Giornalista per una testata nazionale di gossip, tendenza ed approfondimento, Amy viene ingaggiata controvoglia dalla sua capa (Tilda Swinton grandiosa, top manager levigata e quasi irriconoscibile) a scrivere un pezzo sullo sport e la irragionevole maniacalità che gira attorno al suo mondo: troverà modo per conoscere la persona del cuore in un medico sportivo che proverà a farle capire come le teorie paterne non sono sempre la soluzione ideale e inequivocabile per sopravvivere alle ipocrisie del proprio tempo.

Commedia brillante scritta con brio, un po' troppo lunga e dispersiva, ma a tratti davvero divertente (John Cena, attore di action frusti e body builder immenso e definitissimo, qui nei panni ironici e piccanti dell'amante geloso e auto compiacente, bambolo sessuale compiaciutissimo e vanesio, è straordinariamente comico), Trainwreck riesce a divertire lasciando una traccia di serietà e di profondità nel sottotesto che ne sta alla base.

VOTO***

JACK conclude molto bene una giornata concitata di cinema. Un thriller austriaco incentrato sul personaggio stravagante e inaccessibile di Jack, un assassino seriale accusato dell'assassinio di ben 11 donne, e condannato in prigione in seguito al ritrovamento del corpo di una di esse, nudo ed assiderato vicino ad un albero nella campagna desolata.

Fascino del personaggio dai tratti ferini e mefistofelici, o della celebrità più istrionica e acchiappa favori, sta di fatto che Jack, uomo piacente dalla personalità trascinante, che in quindici anni di detenzione studia e si istruisce tanto da divenire quasi un teorico della propria controversa e discutibile personalità e della propria irresoluta dichiarazione di innocenza, diviene anche un idolo, soprattutto delle donne, categoria che invece dovrebbe detestarlo e temerlo per le nefandezze e gli orrori di cui è accusato.

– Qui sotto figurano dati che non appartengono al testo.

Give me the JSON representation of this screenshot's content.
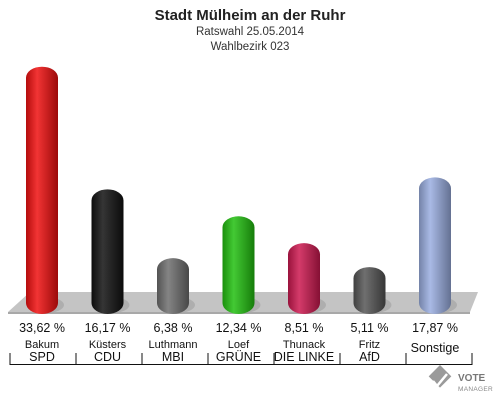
{
  "chart_data": {
    "type": "bar",
    "title": "Stadt Mülheim an der Ruhr",
    "subtitle_lines": [
      "Ratswahl 25.05.2014",
      "Wahlbezirk 023"
    ],
    "ylim": [
      0,
      35
    ],
    "grid": false,
    "legend": "none",
    "bars": [
      {
        "candidate": "Bakum",
        "party": "SPD",
        "value": 33.62,
        "label": "33,62 %",
        "color": "#f01010"
      },
      {
        "candidate": "Küsters",
        "party": "CDU",
        "value": 16.17,
        "label": "16,17 %",
        "color": "#111111"
      },
      {
        "candidate": "Luthmann",
        "party": "MBI",
        "value": 6.38,
        "label": "6,38 %",
        "color": "#6e6e6e"
      },
      {
        "candidate": "Loef",
        "party": "GRÜNE",
        "value": 12.34,
        "label": "12,34 %",
        "color": "#22c010"
      },
      {
        "candidate": "Thunack",
        "party": "DIE LINKE",
        "value": 8.51,
        "label": "8,51 %",
        "color": "#cc1850"
      },
      {
        "candidate": "Fritz",
        "party": "AfD",
        "value": 5.11,
        "label": "5,11 %",
        "color": "#555555"
      },
      {
        "candidate": "",
        "party": "Sonstige",
        "value": 17.87,
        "label": "17,87 %",
        "color": "#9aaee0"
      }
    ]
  },
  "logo": {
    "line1": "VOTE",
    "line2": "MANAGER"
  }
}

Johannes Krisch in Piazza Grande alla presentazione del film 

In regia la cineasta austriaca Elisabeth Scharang, che tesse abilmente le gesta dell'istrionico personaggio, a cui un fantastico e ferino Johannes Krisch (da me visto di recente nel buon Lena in un ruolo dalle caratteristiche agli esatti antipodi) dà volto con magistrale capacità interpretativa. 

Un film teso e lugubre che avvince e riesce ad affascinare, nonostante la laida figura da cui si erge quasi ironicamente a baluardo, cercando di farci entrare nei meandri di una mente contorta che non sappiamo mai esattamente renderci conto se sia guarita, pentita, o se stia solo diabilicamente giocando con noi e la nostra ingenua credulità di anime poco smaliziate.